D’une société matriarcale à une ère dominée par les hommes
Dans d’autres versions modernes du conte, comme celle de Tanger, Lunja et le héros sont souvent dépeints sans lien de parenté pour éviter tout motif d’inceste. D’autres variantes donnent à Lunja le nom de Haina, en particulier la version de la tribu Imfedwaq. Cette narration inclut également des détails différents : Lunja est enlevée par un ogre masculin et se métamorphose en lévrier, tandis que le héros est englouti par un corbeau au lieu d’un aigle.
Dans les récits d’Oujda et des Beni Znassen, la famille de Lunja est décrite comme des nomades vivant sous des tentes, possédant également un champ de haricots. Le motif du champ de haricots sert de catalyseur, plaçant les nomades en confrontation directe avec l’ogresse, comme l’explique un chercheur spécialisé.
En Algérie, les versions de Kabylie commencent par le récit des deux hommes chassant en hiver. L’un d’eux exprime le désir d’épouser une femme à la peau aussi blanche que la neige et aux lèvres aussi rouges que le sang. Le second lui parle de la fille de l’ogresse, qui possède aussi de belles qualités.
D’autres versions algériennes dépeignent Lunja comme une femme d’une beauté captivante, semblable à une humaine, qui attire les hommes, princes et rois, mais les dévore pour rester fidèle à sa nature de monstre ogresse.
Dans les réflexions de Peyron, l’évolution de l’histoire, notamment chez les Ait Warayn, illustre un passage des sociétés anciennement matriarcales, honorant les déesses mères, vers des cultures patriarcales mettant l’accent sur la domination masculine. Les figures féminines de ce récit se distinguent par leur pouvoir décisionnel et leur sagesse, en particulier la vieille femme qui guide le héros dans sa quête.
Lunja, dans sa tentative de fuir le monstre, fait preuve d’une intelligence remarquable pour assurer leur évasion avec son frère. «Le protagoniste est une jeune fille, alors que la plupart des contes issus du contexte socioculturel maghrébin mettent en avant un garçon ou un homme en tant que héros», explique le chercheur français.
«Non seulement Lunja incarne l’héroïne, mais elle assume pleinement son statut, particulièrement en présence du héros masculin, notamment lorsqu’elle orchestre leur fuite de la caverne de l’ogresse.

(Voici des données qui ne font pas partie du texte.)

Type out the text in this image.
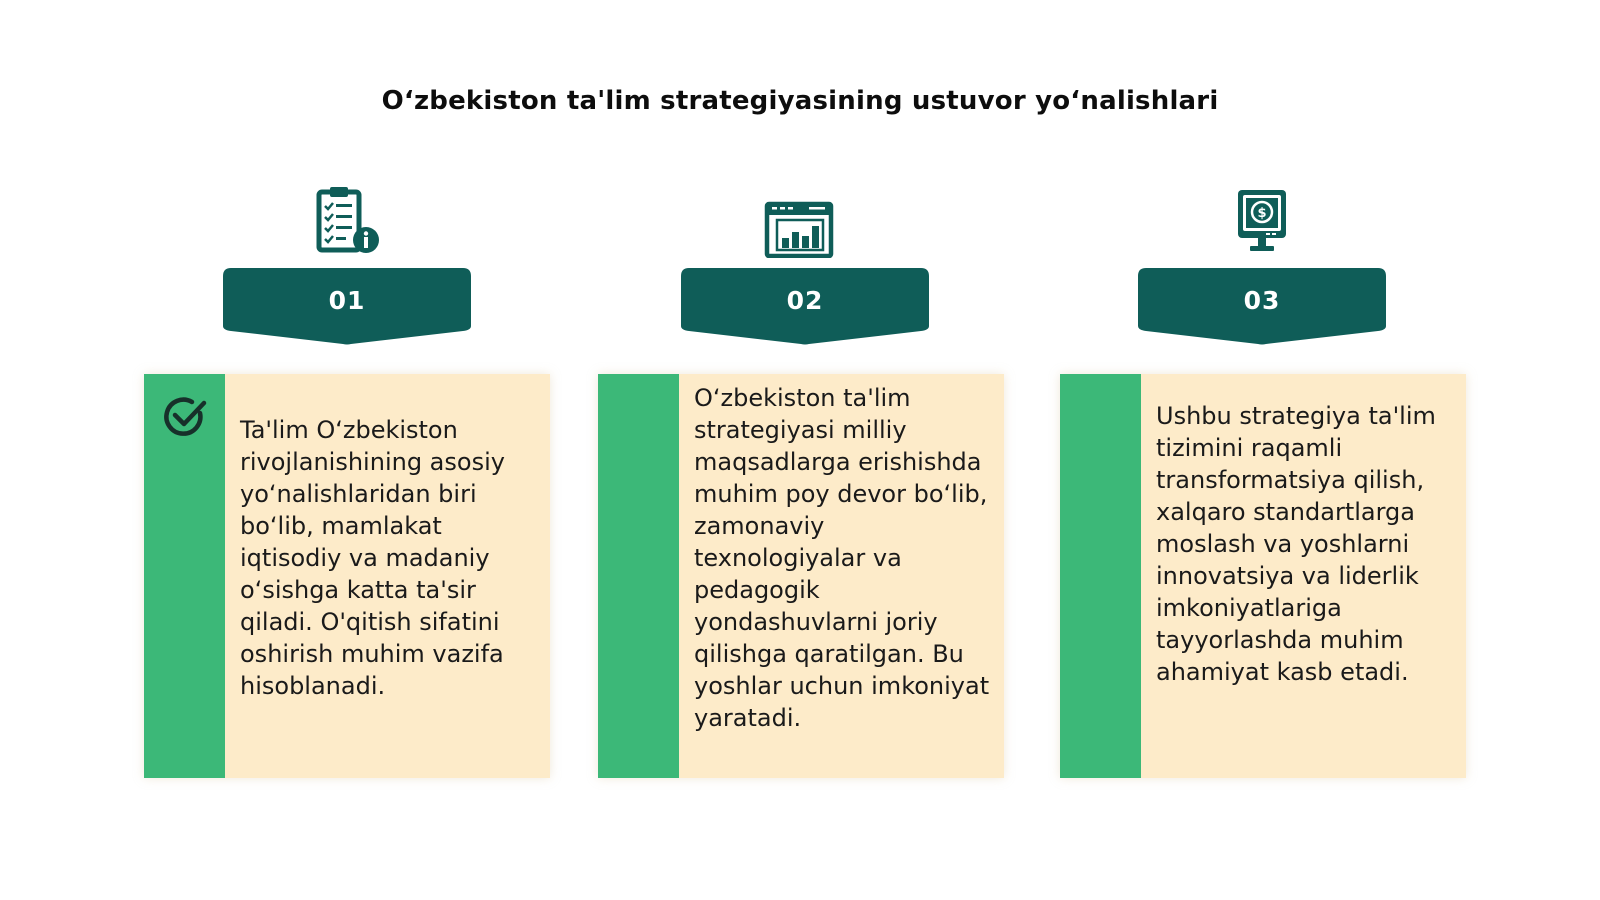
O‘zbekiston ta'lim strategiyasining ustuvor yo‘nalishlari
01

Ta'lim O‘zbekiston rivojlanishining asosiy yo‘nalishlaridan biri bo‘lib, mamlakat iqtisodiy va madaniy o‘sishga katta ta'sir qiladi. O'qitish sifatini oshirish muhim vazifa hisoblanadi.

02

O‘zbekiston ta'lim strategiyasi milliy maqsadlarga erishishda muhim poy devor bo‘lib, zamonaviy texnologiyalar va pedagogik yondashuvlarni joriy qilishga qaratilgan. Bu yoshlar uchun imkoniyat yaratadi.

$
03

Ushbu strategiya ta'lim tizimini raqamli transformatsiya qilish, xalqaro standartlarga moslash va yoshlarni innovatsiya va liderlik imkoniyatlariga tayyorlashda muhim ahamiyat kasb etadi.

Une telle insistance sur la prédominance féminine suggère une origine très ancienne, peut-être même préhistorique, pour ce conte.»
Michael Peyron
Le conte peut également être interprété comme l’odyssée d’un jeune héros en quête de maturité. Que vous l’ayez entendu ou non auparavant, l’histoire de Lunja mérite d’être rappelée et peut-être racontée à nouveau à nos jeunes, comme un récit immuable du temps du soir.